Deep-sea explorers may lose vast treasure to Spain

TAMPA, Fla. — Florida deep-sea explorers who raised an estimated $500 million treasure from the 200-year-old wreck of a Spanish galleon should give all the loot back to Spain, a federal magistrate judge said.

But the two-year tug-of-war over the 17 tons of silver coins and other artifacts from what is believed to be the Nuestra Senora de las Mercedes y las Animas is likely far from over.

Odyssey Marine Exploration said it will oppose Wednesday’s written recommendation by U.S. Magistrate Judge Mark Pizzo, which will be considered by another federal judge who will issue an order later.

Odyssey CEO Greg Stemm said today the company is prepared to keep fighting.

“This case addresses some very significant legal issues, so in the beginning it became fairly clear it was going to go to the appellate court level,” Stemm said.

Pizzo’s written recommendation said the wreck is almost certainly that of the Mercedes, a navy galleon that sank in the Atlantic Ocean west of Portugal in 1804. He accepted the Spanish government’s argument that it had never expressly surrendered ownership of the ship and its contents.

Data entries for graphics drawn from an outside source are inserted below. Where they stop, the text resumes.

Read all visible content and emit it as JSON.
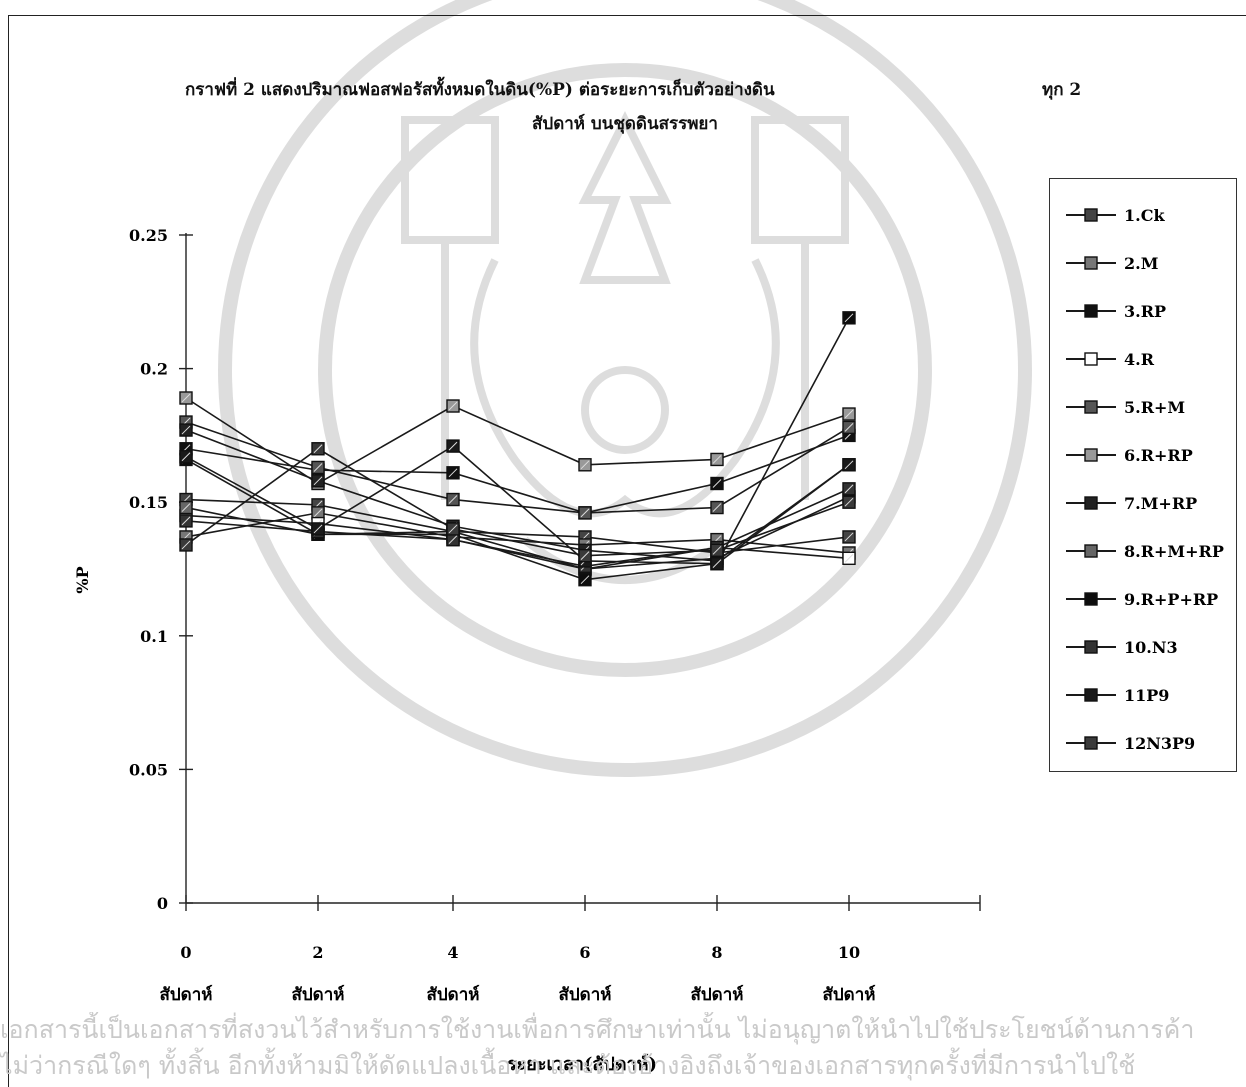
{
  "title": {
    "line1": "กราฟที่  2  แสดงปริมาณฟอสฟอรัสทั้งหมดในดิน(%P)  ต่อระยะการเก็บตัวอย่างดิน",
    "line1_right": "ทุก  2",
    "line2": "สัปดาห์  บนชุดดินสรรพยา"
  },
  "watermark_text": {
    "line1": "เอกสารนี้เป็นเอกสารที่สงวนไว้สำหรับการใช้งานเพื่อการศึกษาเท่านั้น ไม่อนุญาตให้นำไปใช้ประโยชน์ด้านการค้า",
    "line2": "ไม่ว่ากรณีใดๆ ทั้งสิ้น อีกทั้งห้ามมิให้ดัดแปลงเนื้อหา และต้องอ้างอิงถึงเจ้าของเอกสารทุกครั้งที่มีการนำไปใช้"
  },
  "chart_data": {
    "type": "line",
    "title": "กราฟที่ 2 แสดงปริมาณฟอสฟอรัสทั้งหมดในดิน(%P) ต่อระยะการเก็บตัวอย่างดิน ทุก 2 สัปดาห์ บนชุดดินสรรพยา",
    "xlabel": "ระยะเวลา(สัปดาห์)",
    "ylabel": "%P",
    "x_tick_numbers": [
      "0",
      "2",
      "4",
      "6",
      "8",
      "10"
    ],
    "x_tick_unit": "สัปดาห์",
    "y_ticks": [
      "0",
      "0.05",
      "0.1",
      "0.15",
      "0.2",
      "0.25"
    ],
    "ylim": [
      0,
      0.25
    ],
    "grid": false,
    "legend_position": "right",
    "x": [
      0,
      2,
      4,
      6,
      8,
      10
    ],
    "series": [
      {
        "name": "1.Ck",
        "values": [
          0.151,
          0.149,
          0.139,
          0.137,
          0.131,
          0.137
        ]
      },
      {
        "name": "2.M",
        "values": [
          0.137,
          0.146,
          0.137,
          0.134,
          0.136,
          0.131
        ]
      },
      {
        "name": "3.RP",
        "values": [
          0.17,
          0.162,
          0.161,
          0.146,
          0.157,
          0.175
        ]
      },
      {
        "name": "4.R",
        "values": [
          0.145,
          0.142,
          0.136,
          0.125,
          0.133,
          0.129
        ]
      },
      {
        "name": "5.R+M",
        "values": [
          0.18,
          0.163,
          0.151,
          0.146,
          0.148,
          0.178
        ]
      },
      {
        "name": "6.R+RP",
        "values": [
          0.189,
          0.157,
          0.186,
          0.164,
          0.166,
          0.183
        ]
      },
      {
        "name": "7.M+RP",
        "values": [
          0.177,
          0.158,
          0.141,
          0.132,
          0.128,
          0.164
        ]
      },
      {
        "name": "8.R+M+RP",
        "values": [
          0.148,
          0.138,
          0.139,
          0.125,
          0.129,
          0.152
        ]
      },
      {
        "name": "9.R+P+RP",
        "values": [
          0.166,
          0.138,
          0.138,
          0.121,
          0.127,
          0.219
        ]
      },
      {
        "name": "10.N3",
        "values": [
          0.143,
          0.139,
          0.136,
          0.126,
          0.133,
          0.155
        ]
      },
      {
        "name": "11P9",
        "values": [
          0.167,
          0.14,
          0.171,
          0.128,
          0.127,
          0.164
        ]
      },
      {
        "name": "12N3P9",
        "values": [
          0.134,
          0.17,
          0.14,
          0.13,
          0.132,
          0.15
        ]
      }
    ]
  }
}
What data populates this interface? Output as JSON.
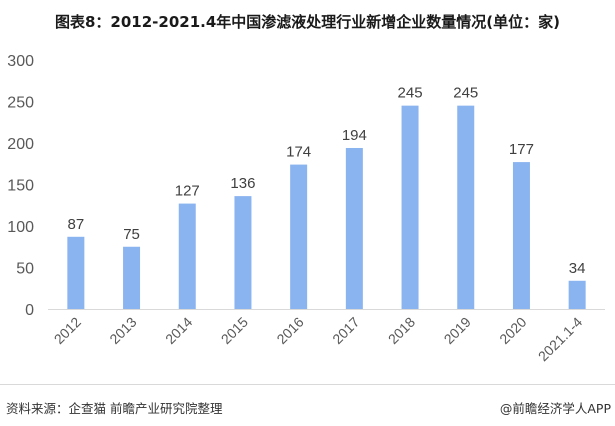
{
  "title": "图表8：2012-2021.4年中国渗滤液处理行业新增企业数量情况(单位：家)",
  "chart_data": {
    "type": "bar",
    "categories": [
      "2012",
      "2013",
      "2014",
      "2015",
      "2016",
      "2017",
      "2018",
      "2019",
      "2020",
      "2021.1-4"
    ],
    "values": [
      87,
      75,
      127,
      136,
      174,
      194,
      245,
      245,
      177,
      34
    ],
    "ylim": [
      0,
      300
    ],
    "yticks": [
      0,
      50,
      100,
      150,
      200,
      250,
      300
    ],
    "grid": false,
    "bar_color": "#8ab4f0",
    "data_labels": true
  },
  "footer": {
    "source": "资料来源：企查猫 前瞻产业研究院整理",
    "brand": "@前瞻经济学人APP"
  }
}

Odyssey has argued that it still lacks conclusive proof of the ship’s identity and disputed the Spanish’s government ownership of the valuable cargo.

“We are very happy,” Spanish Culture Minister Angeles Gonzalez-Sinde told reporters today. “This decision is very important. I am glad the judge has really seen that the ship and the treasure belong to Spain.”

She said the ruling sets “a very important precedent for all future underwater finds.”

Odyssey created an international stir when it announced in May 2007 that the 500,000 silver coins and other artifacts had been raised from an Atlantic Ocean wreck and flown back to Tampa. Spain then went to U.S. District Court claiming ownership of the treasure if it is in any way connected to the country’s national heritage.

Some in the Spanish government have called the publicly traded company 21st-century pirates, and twice in the months after the 2007 announcement, ships from Spain’s Civil Guard seized Odyssey ships off the Spanish coast. Both ships and their crews were released within a week.

The company’s relationship with the British government has been more cordial. Odyssey had already negotiated an agreement with British officials regarding the search for the HMS Sussex, which sank in the western Mediterranean in 1694 with gold coins aboard and has never been found.